We can ingest external data from other places, such as ISO standards, W3C standards. We can pull additional metadata or data from Wikipedia. DBPedia is the database behind that. Or from another external ontology, GeoNames. We can take existing data. We can integrate that into our semantic model of Washington that you see there. We have that model in the SKOS format and all of that is living in a semantic layer.

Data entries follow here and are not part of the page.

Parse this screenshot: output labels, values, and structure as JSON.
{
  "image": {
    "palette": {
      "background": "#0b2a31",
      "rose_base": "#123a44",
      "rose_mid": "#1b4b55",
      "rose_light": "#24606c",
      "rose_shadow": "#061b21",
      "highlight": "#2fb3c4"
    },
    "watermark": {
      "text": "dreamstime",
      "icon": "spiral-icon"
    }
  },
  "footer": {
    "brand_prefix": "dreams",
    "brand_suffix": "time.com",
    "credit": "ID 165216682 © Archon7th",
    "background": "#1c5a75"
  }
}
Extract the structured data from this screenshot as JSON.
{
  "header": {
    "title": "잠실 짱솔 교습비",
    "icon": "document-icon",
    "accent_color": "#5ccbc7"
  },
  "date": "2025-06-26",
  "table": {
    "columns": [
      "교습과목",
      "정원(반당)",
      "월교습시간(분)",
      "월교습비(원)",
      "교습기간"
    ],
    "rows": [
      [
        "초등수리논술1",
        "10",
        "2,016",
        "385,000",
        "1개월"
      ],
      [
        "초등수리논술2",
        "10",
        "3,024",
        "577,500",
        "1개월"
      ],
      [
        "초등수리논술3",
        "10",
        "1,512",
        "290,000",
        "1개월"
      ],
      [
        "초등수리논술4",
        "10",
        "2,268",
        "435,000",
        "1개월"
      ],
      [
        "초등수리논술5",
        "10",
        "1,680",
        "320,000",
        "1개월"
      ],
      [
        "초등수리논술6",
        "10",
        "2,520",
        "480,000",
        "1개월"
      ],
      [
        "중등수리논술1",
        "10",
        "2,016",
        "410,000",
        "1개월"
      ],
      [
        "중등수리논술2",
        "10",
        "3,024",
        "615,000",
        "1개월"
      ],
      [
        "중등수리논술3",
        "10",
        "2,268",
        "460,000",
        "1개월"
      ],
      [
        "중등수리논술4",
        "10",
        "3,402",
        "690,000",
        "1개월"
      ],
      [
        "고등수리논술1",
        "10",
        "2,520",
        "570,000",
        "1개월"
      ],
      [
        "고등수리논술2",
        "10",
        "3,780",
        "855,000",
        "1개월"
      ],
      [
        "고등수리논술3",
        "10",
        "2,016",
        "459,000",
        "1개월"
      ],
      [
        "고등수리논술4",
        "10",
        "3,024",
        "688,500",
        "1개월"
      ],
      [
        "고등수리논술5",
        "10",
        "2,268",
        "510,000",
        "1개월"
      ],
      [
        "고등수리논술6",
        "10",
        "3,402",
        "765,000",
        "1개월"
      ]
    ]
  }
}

Those data repositories down there, they can search and extract information that they require from that semantic layer. Another thing you might see is that in the semantic layer, it's focused on meaning. If you check that last box [i.e., scope note], you can see that the concept for Washington state, even though they still have the same label, it's not the same meaning as Washington, D.C. so the meaning for those two concepts are separate even though they're called the same thing. Those downstream systems if they want information about Washington state they're able to extract that and not get the information from Washington D.C.
[Louis] I love this. I love the idea that now you can have a technology that supports product [teams or repositories] using one term to describe the concept and operations [teams or repositories] using a different term to describe the same concept. It makes intuitive sense for me and seeing it work within organizations really is an amazing thing.
So we've reviewed these four different capabilities today too. These are really important for semantic technologies. These aren't the only considerations for technologies like Andrea mentioned, cost documentation, what technologies are already in use within an organization are really important. But those are important for every technology so we didn't include them in our talk today.
I know that this is definitely kind of an abstract area for a lot of people. When I think about this stuff, I think about moving companies. I think everybody here has moved one time in their life or another. If you're a moving company and you're moving apartments, people that live in apartments all of the time and you're working in downtown Seattle, you might just have a fleet of 12-foot trucks that can go down alleys and go around dumpsters and pull right into loading docks. They can fit everything that they need to fit from somebody's apartment and get them where they need to go.
However, if you're in Issaquah, and you're moving people with four- to five-bedroom houses, you might want 26-foot trucks. Nobody you know looks at a moving company in downtown Seattle and says, “Hey I think your trucks are too small.” Our trucks are 26-foot trucks, right?
Technology is no different here. You really want to be looking at the capabilities that your organization needs to meet your goals and to fit with your use cases and select those right technologies. If you're a large organization, you might need to have a couple different technologies to meet your needs. Andrea, do you have any last thoughts?
[Andrea] Yes. I really like that truck moving metaphor because I think about information and moving it in a container and it depends on the size and what needs you might have. And, as you pointed out, the semantic modeling tools have improved. W3C standards have been codified and database technology is finally catching up with graph theory.
It reminds me that 20 years ago, Tim Berners-Lee published the original article, “The Semantic Web,” in the Scientific American---those things have changed over 20 years but the approach to information architecture hasn't. That's typically what we find where data modeling or knowledge graph integration starts to get stymied when the approach to information architecture isn't consistent.
So we hope that you can use this information to help you ask the right questions and determine the right semantic tools for you and your use cases.
[Louis] I love that as a last thought. Questions?